149 bid adieu to Mooney


By Bob Jackson

news@vindy.com

YOUNGSTOWN

We’re outta here.

Those words, painted in red and gold letters on the back window of a brown Kia Sportage, said it all for the Cardinal Mooney High School Class of 2011, which graduated Saturday morning at Stambaugh Auditorium.

“Heck yeah, I’m excited,” said Quinton Lewis as he gathered his cap and gown from his car and prepared to head across the street into the auditorium. “It’s the biggest day of my life.”

Lewis, 17, was among nearly 150 graduates who received their diplomas, marking the end of their high school career and the beginning of the road ahead. He will attend Xavier University in Cincinnati and enter the pre-med program there.

The guest speaker for the event was James Cooney, former Mooney vice principal who retired last year after a 46-year career at the school. He was greeted with a standing ovation from the graduates and staff when he was introduced. The topic of his speech was, appropriately, “The Road Ahead.”

Cooney said the young men and women are entering a phase of their lives during which, for the first time, they will be largely responsible for making the decisions that will shape their futures.

“Your life until now has pretty much been planned,” Cooney said. “Your parents pretty much orchestrated your lives.”

He said though some people already have a clear idea of the career path they will follow, many high school graduates are unsure about the future. To those people, he offered this advice: “Look at your talents. Figure out what you’re good at.”

He encouraged the graduates to “follow their passion” and allow it to help lead them into a career.

“I was lucky enough to find my passion as a teacher, almost by chance. A profession I never even considered when I graduated from high school,” he said, explaining that he originally had pursued a career in the priesthood. A week after he dropped out of seminary school, he was offered a teaching job at Mooney, which he accepted.
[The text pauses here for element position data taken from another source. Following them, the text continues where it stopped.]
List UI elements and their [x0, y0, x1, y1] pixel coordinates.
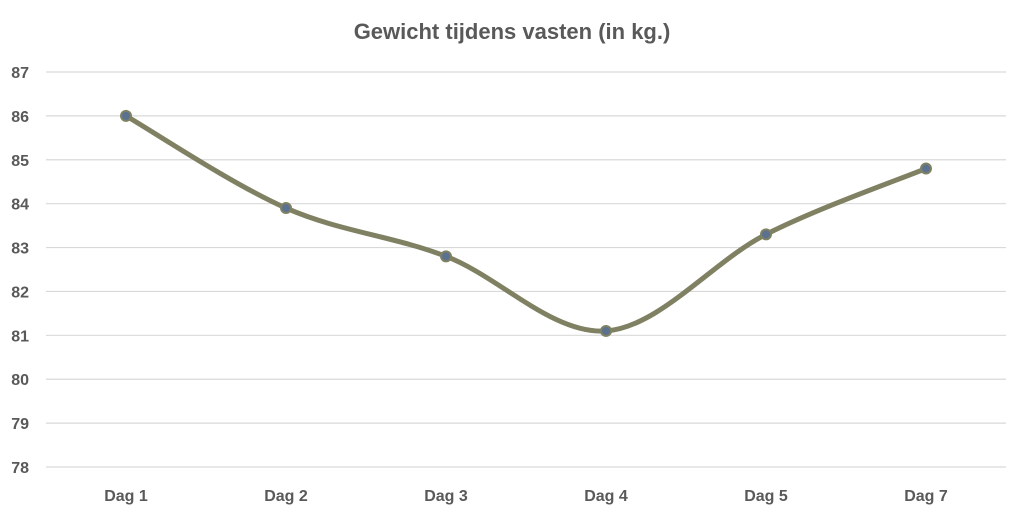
data-point	[600, 324, 612, 337]
series-line-layer	[123, 113, 929, 334]
y-tick-label: 81	[11, 328, 29, 345]
y-tick-label: 84	[11, 197, 29, 214]
y-tick-label: 82	[11, 284, 29, 301]
y-tick-label: 87	[11, 65, 29, 82]
x-tick-label: Dag 7	[904, 488, 948, 505]
x-tick-label: Dag 2	[264, 488, 308, 505]
series-line	[123, 113, 929, 334]
y-tick-label: 78	[11, 460, 29, 477]
x-tick-label: Dag 1	[104, 488, 148, 505]
y-tick-label: 79	[11, 416, 29, 433]
data-point	[760, 228, 772, 241]
data-point	[920, 162, 932, 175]
x-tick-label: Dag 5	[744, 488, 788, 505]
x-tick-label: Dag 4	[584, 488, 628, 505]
data-points	[120, 109, 932, 337]
data-point	[440, 250, 452, 263]
x-axis-ticks: Dag 1 Dag 2 Dag 3 Dag 4 Dag 5 Dag 7	[104, 488, 948, 505]
y-tick-label: 83	[11, 241, 29, 258]
y-axis-ticks: 78 79 80 81 82 83 84 85 86 87	[11, 65, 29, 477]
gridlines	[46, 71, 1006, 468]
y-tick-label: 80	[11, 372, 29, 389]
data-point	[280, 202, 292, 215]
y-tick-label: 85	[11, 153, 29, 170]
x-tick-label: Dag 3	[424, 488, 468, 505]
y-tick-label: 86	[11, 109, 29, 126]
data-point	[120, 109, 132, 122]
chart-title: Gewicht tijdens vasten (in kg.)	[354, 19, 671, 44]
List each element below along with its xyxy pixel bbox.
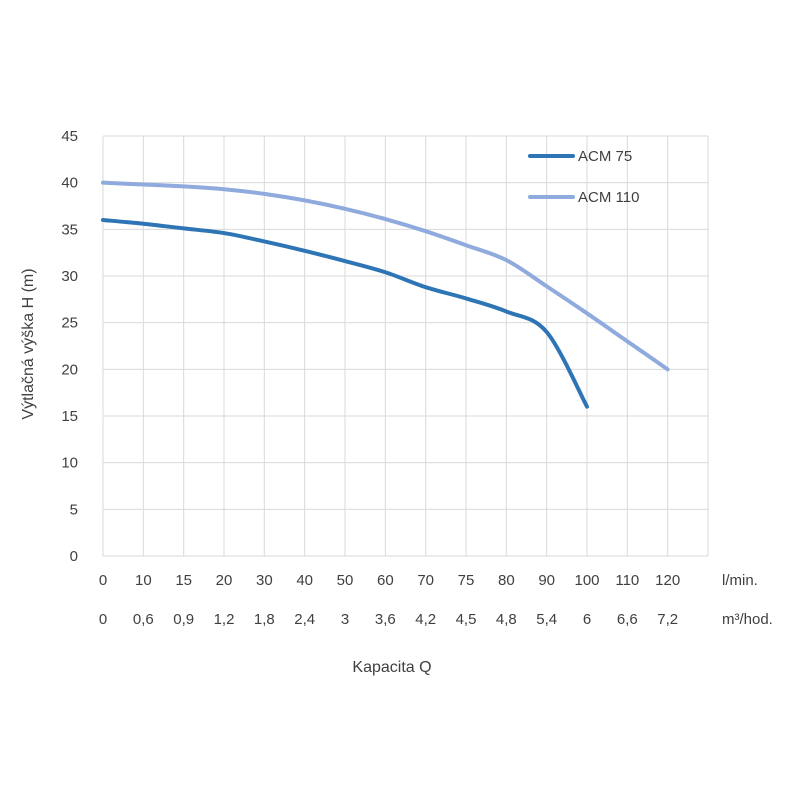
x-tick-label-lmin: 90	[538, 572, 555, 589]
legend: ACM 75 ACM 110	[528, 148, 639, 206]
y-tick-label: 10	[61, 455, 78, 472]
y-tick-label: 30	[61, 268, 78, 285]
x-tick-label-m3h: 4,2	[415, 611, 436, 628]
x-unit-lmin: l/min.	[722, 572, 758, 589]
x-tick-label-m3h: 0,9	[173, 611, 194, 628]
x-tick-label-lmin: 30	[256, 572, 273, 589]
y-tick-label: 40	[61, 175, 78, 192]
y-tick-label: 5	[70, 501, 78, 518]
x-tick-label-m3h: 1,2	[214, 611, 235, 628]
x-tick-label-lmin: 110	[615, 572, 639, 589]
y-tick-label: 0	[70, 548, 78, 565]
grid	[102, 135, 709, 557]
x-tick-label-m3h: 5,4	[536, 611, 557, 628]
x-tick-label-lmin: 10	[135, 572, 152, 589]
x-tick-label-lmin: 70	[417, 572, 434, 589]
x-axis-title: Kapacita Q	[352, 659, 431, 676]
y-tick-labels: 0 5 10 15 20 25 30 35 40 45	[61, 128, 78, 565]
y-axis-title: Výtlačná výška H (m)	[20, 268, 37, 419]
x-tick-label-m3h: 0	[99, 611, 107, 628]
x-tick-label-m3h: 3	[341, 611, 349, 628]
x-tick-label-m3h: 4,5	[456, 611, 477, 628]
x-tick-label-m3h: 6	[583, 611, 591, 628]
x-tick-label-lmin: 15	[175, 572, 192, 589]
x-tick-label-lmin: 120	[655, 572, 680, 589]
x-tick-label-lmin: 60	[377, 572, 394, 589]
x-tick-label-m3h: 0,6	[133, 611, 154, 628]
x-unit-m3h: m³/hod.	[722, 611, 773, 628]
x-tick-labels-lmin: 0 10 15 20 30 40 50 60 70 75 80 90 100 110 120	[99, 572, 680, 589]
x-tick-label-m3h: 6,6	[617, 611, 638, 628]
y-tick-label: 35	[61, 221, 78, 238]
series-lines	[101, 180, 670, 409]
y-tick-label: 25	[61, 315, 78, 332]
x-tick-label-lmin: 20	[216, 572, 233, 589]
x-tick-label-m3h: 2,4	[294, 611, 315, 628]
legend-label: ACM 75	[578, 148, 632, 165]
x-tick-label-m3h: 7,2	[657, 611, 678, 628]
y-tick-label: 45	[61, 128, 78, 145]
x-tick-label-lmin: 0	[99, 572, 107, 589]
x-tick-label-lmin: 100	[574, 572, 599, 589]
x-tick-label-lmin: 50	[337, 572, 354, 589]
series-line-acm-110	[101, 180, 670, 372]
x-tick-label-m3h: 4,8	[496, 611, 517, 628]
x-tick-label-lmin: 80	[498, 572, 515, 589]
x-tick-label-m3h: 1,8	[254, 611, 275, 628]
legend-label: ACM 110	[578, 189, 639, 206]
y-tick-label: 20	[61, 361, 78, 378]
x-tick-label-lmin: 40	[296, 572, 313, 589]
series-line-acm-75	[101, 218, 589, 409]
x-tick-label-m3h: 3,6	[375, 611, 396, 628]
y-tick-label: 15	[61, 408, 78, 425]
x-tick-label-lmin: 75	[458, 572, 475, 589]
x-tick-labels-m3h: 0 0,6 0,9 1,2 1,8 2,4 3 3,6 4,2 4,5 4,8 5,4 6 6,6 7,2	[99, 611, 678, 628]
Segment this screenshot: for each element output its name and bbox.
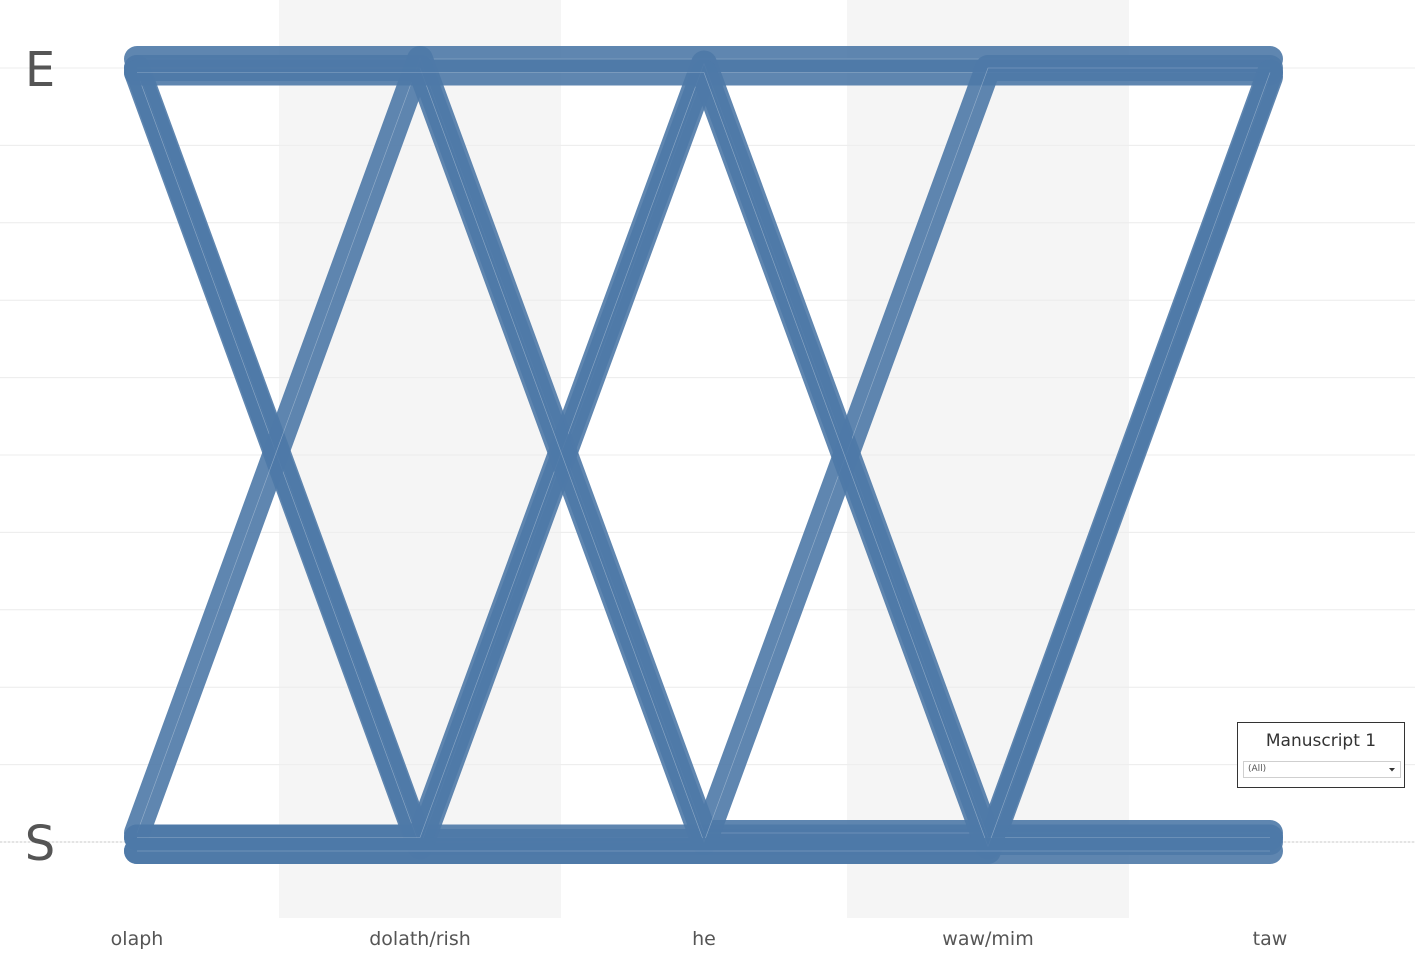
series-lines [124, 46, 1283, 864]
x-tick-label: waw/mim [942, 928, 1033, 950]
y-axis-labels: ES [25, 42, 55, 872]
x-tick-label: dolath/rish [369, 928, 471, 950]
y-tick-label: S [25, 816, 55, 872]
x-tick-label: taw [1253, 928, 1288, 950]
gridlines [0, 67, 1415, 843]
series-line [124, 59, 1283, 860]
filter-title: Manuscript 1 [1265, 731, 1377, 751]
filter-dropdown[interactable]: (All) [1243, 761, 1401, 778]
filter-selected-value: (All) [1248, 764, 1267, 774]
x-tick-label: he [692, 928, 716, 950]
column-band [279, 0, 561, 918]
x-tick-label: olaph [111, 928, 164, 950]
series-line-highlight [137, 72, 1271, 848]
manuscript-filter: Manuscript 1 (All) [1237, 722, 1405, 788]
column-band [847, 0, 1129, 918]
x-axis-labels: olaph dolath/rish he waw/mim taw [111, 928, 1288, 950]
chevron-down-icon [1389, 768, 1395, 772]
y-tick-label: E [25, 42, 55, 98]
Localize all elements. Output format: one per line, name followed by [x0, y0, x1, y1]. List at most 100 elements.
That, in turn, turned into his long career there.

Cooney encouraged the graduates to be willing to take chances and try different things, and to not fear failure.

“Failure is just God’s way of saying that you’re headed in the wrong direction,” he said.

Preston Caldwell, 18, said he is headed in the direction of Hiram College, where he will major in chemistry and hopes to someday become a pediatric surgeon. Though he was excited about Saturday’s graduation, he said his mother was considerably more emotional.

“Oh yeah, she’s been crying,” he said, smiling. “It started about a week ago, and it just kept on happening.”

Eric Sklenar, 18, said seeing the positive effects that prescription medications had on his late grandfather during an illness a few years ago helped influence his decision to enter the pharmacy program at Ohio Northern University.

“I’ve always liked chemistry, and I want to use that to help people,” he said.

Speech pathology will be Madeline Kopper’s major when she attends Clarion University in the fall. She read a book once about a mother who had to diligently work with her son, who had a severe speech impediment. The boy ultimately learned to speak effectively.

“No one else believed in him, but she did, and I want to be able to help people like that,” said Kopper, who said she’d like to work with patients who have suffered strokes.

Najah Morgan, 18, was born in Brooklyn, N.Y., and moved to Youngstown when she was 4. A pep rally before Mooney’s football game against crosstown parochial- school rival Ursuline was a memorable highlight of her high school years, she said.

Morgan said she has loved animals since she was a little girl and has a menagerie of pets at home, including five Pomeranians, a King Charles spaniel, and two siamese cats. Not surprisingly, she will head to the Vet Tech Institute in Pittsburgh in July, studying to become a veterinarian.

“I’m nervous and excited and kind of sad today,” Morgan said. “It’s a lot of things at once.”